19. The method according to claim 15, wherein said compound comprising at least one thiol group is selected from the group consisting of dithiothreitol, dithioerythritol, 1,4-dihydroxy-2,3-dimercaptobutane, 1,2-ethanedithiol, 3,4-dimercaptotoluene, trithiocyanuric acid, 2,5-dimercapto-1,3,4-thiadiazole, 2,3-dimercapto-1-propanol, 2-mercapto-3-butanol, β-mercaptoethanol, 2-mercaptoethylamine, 1-monothioglycerol, 2,3-butanedithiol, 1,4-butanedithiol, 1,2-propanedithiol, 1,3-propanedithiol, benzene-1,2-dithiol, 1,2-benzenedimethanedithiol, 2,3-dimercaptopyridine, 3,4-dimercaptopyridine, 4-mercaptopyridine, 3-mercaptopyridine, 2-mercaptopyridine, 2-mercaptoethylsulfide, 2-mercaptoethyl ether, bis-(2-mercaptoethyl)amine, mercaptoacetic acid, thiosalicyclic acid, 2-mercaptopyridine-N-oxide and dimethyldithiocarbamic acid.

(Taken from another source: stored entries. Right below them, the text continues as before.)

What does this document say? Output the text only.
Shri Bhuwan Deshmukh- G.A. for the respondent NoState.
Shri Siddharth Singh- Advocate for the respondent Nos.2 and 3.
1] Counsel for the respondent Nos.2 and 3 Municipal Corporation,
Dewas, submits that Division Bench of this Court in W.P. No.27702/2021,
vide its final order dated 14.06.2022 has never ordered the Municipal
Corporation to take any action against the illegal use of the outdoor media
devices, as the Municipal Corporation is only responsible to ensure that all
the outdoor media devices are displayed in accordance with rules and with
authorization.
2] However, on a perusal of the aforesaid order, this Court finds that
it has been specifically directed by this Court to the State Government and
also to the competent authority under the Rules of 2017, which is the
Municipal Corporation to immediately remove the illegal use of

20. The method according to claim 15, wherein said bacteria is gram-positive and/or gram-negative bacteria.

21-31. (canceled)

32. A pharmaceutical composition comprising:

a divalent metal selected from the group consisting of Cd2+, Ni2+ and Zn2+; and

a compound comprising at least one thiol group wherein said compound is selected from the group consisting of dithiothreitol, dithioerythritol and 2,3-dimercapto-1-propanol.

33. The pharmaceutical composition of claim 32, wherein the metal to compound ratio is between 1:1 and 4:1.

34. The pharmaceutical composition of claim 32, wherein the composition is in liquid, semi-solid or solid form.